By Emily Stapleton on September 23, 2013 from Strong Ideas via Connect-Bridgeport.com

Yesterday I ran 14 miles.  To some that sounds like a long way to run.  To others, it’s not so impressive.  For me, it was a big step on the way to a personal goal. 
 
Running is a metaphor for life.  My personal goal of completing a marathon is a metaphor for all goals.  I’m not trying to convince to run a marathon (though if you want to, I totally think you can).  I’m trying to convince you to determine what you want and figure out how to get there.  Your personal goal may relate to fitness, nutrition, work, relationships, parenting…anything that will enhance your life.
 
Here’s how I determined my goal.  I’ve run a few marathons in the past.  The last one I ran was 7 years and 2 babies ago.  I’m ready to take on the distance again, but I’m not the same person I was then.  This time around, my time is much more limited and my energy more diverted.  So, my journey toward the marathon reflects who I am now and my plan reflects the time and energy available to put toward this goal.  Looking at the goal of running 26.2 miles is overwhelming to me, but looking at the small steps I can take in the journey makes the whole plan seem much more manageable.  Could I go out yesterday and run 26.2 miles?  Probably not, but I could run 14.  So I did.
 
Here’s how my goal breaks down:
 
The Big Goal: Complete the Huntington Marathonon November 10
The break down: Complete a long run each weekend (14 mile run…check)

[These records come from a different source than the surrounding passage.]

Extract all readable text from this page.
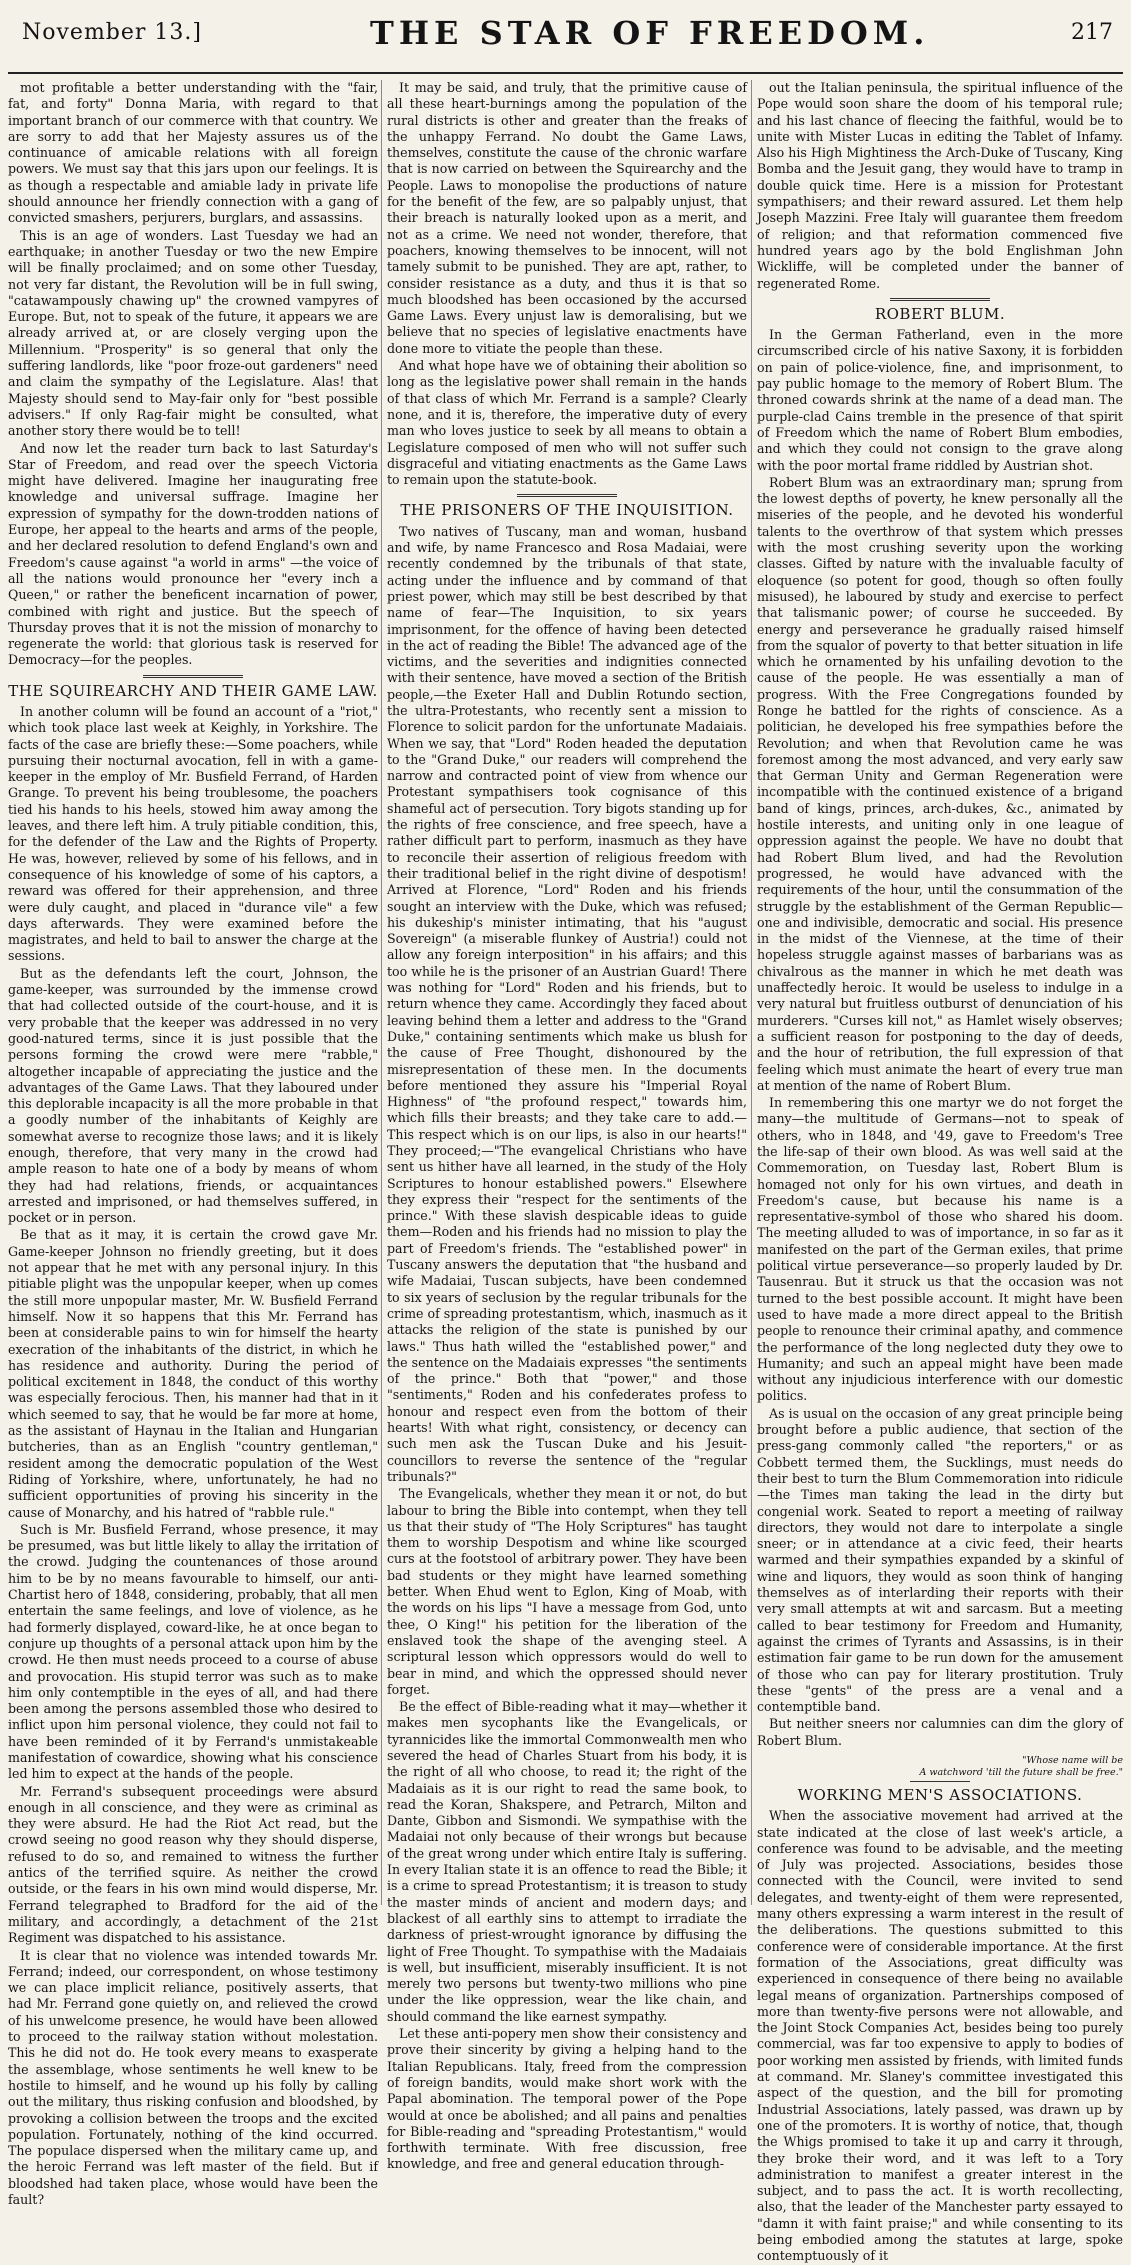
November 13.]	THE STAR OF FREEDOM.	217

mot profitable a better understanding with the "fair, fat, and forty" Donna Maria, with regard to that important branch of our commerce with that country. We are sorry to add that her Majesty assures us of the continuance of amicable relations with all foreign powers. We must say that this jars upon our feelings. It is as though a respectable and amiable lady in private life should announce her friendly connection with a gang of convicted smashers, perjurers, burglars, and assassins.

This is an age of wonders. Last Tuesday we had an earthquake; in another Tuesday or two the new Empire will be finally proclaimed; and on some other Tuesday, not very far distant, the Revolution will be in full swing, "catawampously chawing up" the crowned vampyres of Europe. But, not to speak of the future, it appears we are already arrived at, or are closely verging upon the Millennium. "Prosperity" is so general that only the suffering landlords, like "poor froze-out gardeners" need and claim the sympathy of the Legislature. Alas! that Majesty should send to May-fair only for "best possible advisers." If only Rag-fair might be consulted, what another story there would be to tell!

And now let the reader turn back to last Saturday's Star of Freedom, and read over the speech Victoria might have delivered. Imagine her inaugurating free knowledge and universal suffrage. Imagine her expression of sympathy for the down-trodden nations of Europe, her appeal to the hearts and arms of the people, and her declared resolution to defend England's own and Freedom's cause against "a world in arms" —the voice of all the nations would pronounce her "every inch a Queen," or rather the beneficent incarnation of power, combined with right and justice. But the speech of Thursday proves that it is not the mission of monarchy to regenerate the world: that glorious task is reserved for Democracy—for the peoples.

THE SQUIREARCHY AND THEIR GAME LAW.

In another column will be found an account of a "riot," which took place last week at Keighly, in Yorkshire. The facts of the case are briefly these:—Some poachers, while pursuing their nocturnal avocation, fell in with a game-keeper in the employ of Mr. Busfield Ferrand, of Harden Grange. To prevent his being troublesome, the poachers tied his hands to his heels, stowed him away among the leaves, and there left him. A truly pitiable condition, this, for the defender of the Law and the Rights of Property. He was, however, relieved by some of his fellows, and in consequence of his knowledge of some of his captors, a reward was offered for their apprehension, and three were duly caught, and placed in "durance vile" a few days afterwards. They were examined before the magistrates, and held to bail to answer the charge at the sessions.

But as the defendants left the court, Johnson, the game-keeper, was surrounded by the immense crowd that had collected outside of the court-house, and it is very probable that the keeper was addressed in no very good-natured terms, since it is just possible that the persons forming the crowd were mere "rabble," altogether incapable of appreciating the justice and the advantages of the Game Laws. That they laboured under this deplorable incapacity is all the more probable in that a goodly number of the inhabitants of Keighly are somewhat averse to recognize those laws; and it is likely enough, therefore, that very many in the crowd had ample reason to hate one of a body by means of whom they had had relations, friends, or acquaintances arrested and imprisoned, or had themselves suffered, in pocket or in person.

Be that as it may, it is certain the crowd gave Mr. Game-keeper Johnson no friendly greeting, but it does not appear that he met with any personal injury. In this pitiable plight was the unpopular keeper, when up comes the still more unpopular master, Mr. W. Busfield Ferrand himself. Now it so happens that this Mr. Ferrand has been at considerable pains to win for himself the hearty execration of the inhabitants of the district, in which he has residence and authority. During the period of political excitement in 1848, the conduct of this worthy was especially ferocious. Then, his manner had that in it which seemed to say, that he would be far more at home, as the assistant of Haynau in the Italian and Hungarian butcheries, than as an English "country gentleman," resident among the democratic population of the West Riding of Yorkshire, where, unfortunately, he had no sufficient opportunities of proving his sincerity in the cause of Monarchy, and his hatred of "rabble rule."

Such is Mr. Busfield Ferrand, whose presence, it may be presumed, was but little likely to allay the irritation of the crowd. Judging the countenances of those around him to be by no means favourable to himself, our anti-Chartist hero of 1848, considering, probably, that all men entertain the same feelings, and love of violence, as he had formerly displayed, coward-like, he at once began to conjure up thoughts of a personal attack upon him by the crowd. He then must needs proceed to a course of abuse and provocation. His stupid terror was such as to make him only contemptible in the eyes of all, and had there been among the persons assembled those who desired to inflict upon him personal violence, they could not fail to have been reminded of it by Ferrand's unmistakeable manifestation of cowardice, showing what his conscience led him to expect at the hands of the people.

Mr. Ferrand's subsequent proceedings were absurd enough in all conscience, and they were as criminal as they were absurd. He had the Riot Act read, but the crowd seeing no good reason why they should disperse, refused to do so, and remained to witness the further antics of the terrified squire. As neither the crowd outside, or the fears in his own mind would disperse, Mr. Ferrand telegraphed to Bradford for the aid of the military, and accordingly, a detachment of the 21st Regiment was dispatched to his assistance.

It is clear that no violence was intended towards Mr. Ferrand; indeed, our correspondent, on whose testimony we can place implicit reliance, positively asserts, that had Mr. Ferrand gone quietly on, and relieved the crowd of his unwelcome presence, he would have been allowed to proceed to the railway station without molestation. This he did not do. He took every means to exasperate the assemblage, whose sentiments he well knew to be hostile to himself, and he wound up his folly by calling out the military, thus risking confusion and bloodshed, by provoking a collision between the troops and the excited population. Fortunately, nothing of the kind occurred. The populace dispersed when the military came up, and the heroic Ferrand was left master of the field. But if bloodshed had taken place, whose would have been the fault?

It may be said, and truly, that the primitive cause of all these heart-burnings among the population of the rural districts is other and greater than the freaks of the unhappy Ferrand. No doubt the Game Laws, themselves, constitute the cause of the chronic warfare that is now carried on between the Squirearchy and the People. Laws to monopolise the productions of nature for the benefit of the few, are so palpably unjust, that their breach is naturally looked upon as a merit, and not as a crime. We need not wonder, therefore, that poachers, knowing themselves to be innocent, will not tamely submit to be punished. They are apt, rather, to consider resistance as a duty, and thus it is that so much bloodshed has been occasioned by the accursed Game Laws. Every unjust law is demoralising, but we believe that no species of legislative enactments have done more to vitiate the people than these.

And what hope have we of obtaining their abolition so long as the legislative power shall remain in the hands of that class of which Mr. Ferrand is a sample? Clearly none, and it is, therefore, the imperative duty of every man who loves justice to seek by all means to obtain a Legislature composed of men who will not suffer such disgraceful and vitiating enactments as the Game Laws to remain upon the statute-book.

THE PRISONERS OF THE INQUISITION.

Two natives of Tuscany, man and woman, husband and wife, by name Francesco and Rosa Madaiai, were recently condemned by the tribunals of that state, acting under the influence and by command of that priest power, which may still be best described by that name of fear—The Inquisition, to six years imprisonment, for the offence of having been detected in the act of reading the Bible! The advanced age of the victims, and the severities and indignities connected with their sentence, have moved a section of the British people,—the Exeter Hall and Dublin Rotundo section, the ultra-Protestants, who recently sent a mission to Florence to solicit pardon for the unfortunate Madaiais. When we say, that "Lord" Roden headed the deputation to the "Grand Duke," our readers will comprehend the narrow and contracted point of view from whence our Protestant sympathisers took cognisance of this shameful act of persecution. Tory bigots standing up for the rights of free conscience, and free speech, have a rather difficult part to perform, inasmuch as they have to reconcile their assertion of religious freedom with their traditional belief in the right divine of despotism! Arrived at Florence, "Lord" Roden and his friends sought an interview with the Duke, which was refused; his dukeship's minister intimating, that his "august Sovereign" (a miserable flunkey of Austria!) could not allow any foreign interposition" in his affairs; and this too while he is the prisoner of an Austrian Guard! There was nothing for "Lord" Roden and his friends, but to return whence they came. Accordingly they faced about leaving behind them a letter and address to the "Grand Duke," containing sentiments which make us blush for the cause of Free Thought, dishonoured by the misrepresentation of these men. In the documents before mentioned they assure his "Imperial Royal Highness" of "the profound respect," towards him, which fills their breasts; and they take care to add.—This respect which is on our lips, is also in our hearts!" They proceed;—"The evangelical Christians who have sent us hither have all learned, in the study of the Holy Scriptures to honour established powers." Elsewhere they express their "respect for the sentiments of the prince." With these slavish despicable ideas to guide them—Roden and his friends had no mission to play the part of Freedom's friends. The "established power" in Tuscany answers the deputation that "the husband and wife Madaiai, Tuscan subjects, have been condemned to six years of seclusion by the regular tribunals for the crime of spreading protestantism, which, inasmuch as it attacks the religion of the state is punished by our laws." Thus hath willed the "established power," and the sentence on the Madaiais expresses "the sentiments of the prince." Both that "power," and those "sentiments," Roden and his confederates profess to honour and respect even from the bottom of their hearts! With what right, consistency, or decency can such men ask the Tuscan Duke and his Jesuit-councillors to reverse the sentence of the "regular tribunals?"

The Evangelicals, whether they mean it or not, do but labour to bring the Bible into contempt, when they tell us that their study of "The Holy Scriptures" has taught them to worship Despotism and whine like scourged curs at the footstool of arbitrary power. They have been bad students or they might have learned something better. When Ehud went to Eglon, King of Moab, with the words on his lips "I have a message from God, unto thee, O King!" his petition for the liberation of the enslaved took the shape of the avenging steel. A scriptural lesson which oppressors would do well to bear in mind, and which the oppressed should never forget.

Be the effect of Bible-reading what it may—whether it makes men sycophants like the Evangelicals, or tyrannicides like the immortal Commonwealth men who severed the head of Charles Stuart from his body, it is the right of all who choose, to read it; the right of the Madaiais as it is our right to read the same book, to read the Koran, Shakspere, and Petrarch, Milton and Dante, Gibbon and Sismondi. We sympathise with the Madaiai not only because of their wrongs but because of the great wrong under which entire Italy is suffering. In every Italian state it is an offence to read the Bible; it is a crime to spread Protestantism; it is treason to study the master minds of ancient and modern days; and blackest of all earthly sins to attempt to irradiate the darkness of priest-wrought ignorance by diffusing the light of Free Thought. To sympathise with the Madaiais is well, but insufficient, miserably insufficient. It is not merely two persons but twenty-two millions who pine under the like oppression, wear the like chain, and should command the like earnest sympathy.

Let these anti-popery men show their consistency and prove their sincerity by giving a helping hand to the Italian Republicans. Italy, freed from the compression of foreign bandits, would make short work with the Papal abomination. The temporal power of the Pope would at once be abolished; and all pains and penalties for Bible-reading and "spreading Protestantism," would forthwith terminate. With free discussion, free knowledge, and free and general education through-

out the Italian peninsula, the spiritual influence of the Pope would soon share the doom of his temporal rule; and his last chance of fleecing the faithful, would be to unite with Mister Lucas in editing the Tablet of Infamy. Also his High Mightiness the Arch-Duke of Tuscany, King Bomba and the Jesuit gang, they would have to tramp in double quick time. Here is a mission for Protestant sympathisers; and their reward assured. Let them help Joseph Mazzini. Free Italy will guarantee them freedom of religion; and that reformation commenced five hundred years ago by the bold Englishman John Wickliffe, will be completed under the banner of regenerated Rome.

ROBERT BLUM.

In the German Fatherland, even in the more circumscribed circle of his native Saxony, it is forbidden on pain of police-violence, fine, and imprisonment, to pay public homage to the memory of Robert Blum. The throned cowards shrink at the name of a dead man. The purple-clad Cains tremble in the presence of that spirit of Freedom which the name of Robert Blum embodies, and which they could not consign to the grave along with the poor mortal frame riddled by Austrian shot.

Robert Blum was an extraordinary man; sprung from the lowest depths of poverty, he knew personally all the miseries of the people, and he devoted his wonderful talents to the overthrow of that system which presses with the most crushing severity upon the working classes. Gifted by nature with the invaluable faculty of eloquence (so potent for good, though so often foully misused), he laboured by study and exercise to perfect that talismanic power; of course he succeeded. By energy and perseverance he gradually raised himself from the squalor of poverty to that better situation in life which he ornamented by his unfailing devotion to the cause of the people. He was essentially a man of progress. With the Free Congregations founded by Ronge he battled for the rights of conscience. As a politician, he developed his free sympathies before the Revolution; and when that Revolution came he was foremost among the most advanced, and very early saw that German Unity and German Regeneration were incompatible with the continued existence of a brigand band of kings, princes, arch-dukes, &c., animated by hostile interests, and uniting only in one league of oppression against the people. We have no doubt that had Robert Blum lived, and had the Revolution progressed, he would have advanced with the requirements of the hour, until the consummation of the struggle by the establishment of the German Republic—one and indivisible, democratic and social. His presence in the midst of the Viennese, at the time of their hopeless struggle against masses of barbarians was as chivalrous as the manner in which he met death was unaffectedly heroic. It would be useless to indulge in a very natural but fruitless outburst of denunciation of his murderers. "Curses kill not," as Hamlet wisely observes; a sufficient reason for postponing to the day of deeds, and the hour of retribution, the full expression of that feeling which must animate the heart of every true man at mention of the name of Robert Blum.

In remembering this one martyr we do not forget the many—the multitude of Germans—not to speak of others, who in 1848, and '49, gave to Freedom's Tree the life-sap of their own blood. As was well said at the Commemoration, on Tuesday last, Robert Blum is homaged not only for his own virtues, and death in Freedom's cause, but because his name is a representative-symbol of those who shared his doom. The meeting alluded to was of importance, in so far as it manifested on the part of the German exiles, that prime political virtue perseverance—so properly lauded by Dr. Tausenrau. But it struck us that the occasion was not turned to the best possible account. It might have been used to have made a more direct appeal to the British people to renounce their criminal apathy, and commence the performance of the long neglected duty they owe to Humanity; and such an appeal might have been made without any injudicious interference with our domestic politics.

As is usual on the occasion of any great principle being brought before a public audience, that section of the press-gang commonly called "the reporters," or as Cobbett termed them, the Sucklings, must needs do their best to turn the Blum Commemoration into ridicule—the Times man taking the lead in the dirty but congenial work. Seated to report a meeting of railway directors, they would not dare to interpolate a single sneer; or in attendance at a civic feed, their hearts warmed and their sympathies expanded by a skinful of wine and liquors, they would as soon think of hanging themselves as of interlarding their reports with their very small attempts at wit and sarcasm. But a meeting called to bear testimony for Freedom and Humanity, against the crimes of Tyrants and Assassins, is in their estimation fair game to be run down for the amusement of those who can pay for literary prostitution. Truly these "gents" of the press are a venal and a contemptible band.

But neither sneers nor calumnies can dim the glory of Robert Blum.

"Whose name will be
A watchword 'till the future shall be free."
WORKING MEN'S ASSOCIATIONS.

When the associative movement had arrived at the state indicated at the close of last week's article, a conference was found to be advisable, and the meeting of July was projected. Associations, besides those connected with the Council, were invited to send delegates, and twenty-eight of them were represented, many others expressing a warm interest in the result of the deliberations. The questions submitted to this conference were of considerable importance. At the first formation of the Associations, great difficulty was experienced in consequence of there being no available legal means of organization. Partnerships composed of more than twenty-five persons were not allowable, and the Joint Stock Companies Act, besides being too purely commercial, was far too expensive to apply to bodies of poor working men assisted by friends, with limited funds at command. Mr. Slaney's committee investigated this aspect of the question, and the bill for promoting Industrial Associations, lately passed, was drawn up by one of the promoters. It is worthy of notice, that, though the Whigs promised to take it up and carry it through, they broke their word, and it was left to a Tory administration to manifest a greater interest in the subject, and to pass the act. It is worth recollecting, also, that the leader of the Manchester party essayed to "damn it with faint praise;" and while consenting to its being embodied among the statutes at large, spoke contemptuously of it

The weekly plan: Follow my plan to complete 3 specific runs each week
The daily plan: Wake up each day with a plan to move closer to the Big Goal
 
Within the journey, some of the milestones are bigger than others. Yesterday’s 14 mile run was big for me because it’s a little longer than a half marathon, which is a distance I complete often.  The next big milestone will be my 20 mile long run.  I’m not sure why, but I think most distance runners will agree, 20 miles is just hard…maybe even harder than the 26.2 mile distance on marathon day. 
 
Set a goal, figure out the breakdown, and enjoy the journey.  What will be your important milestones in your quest to reach your own personal goal?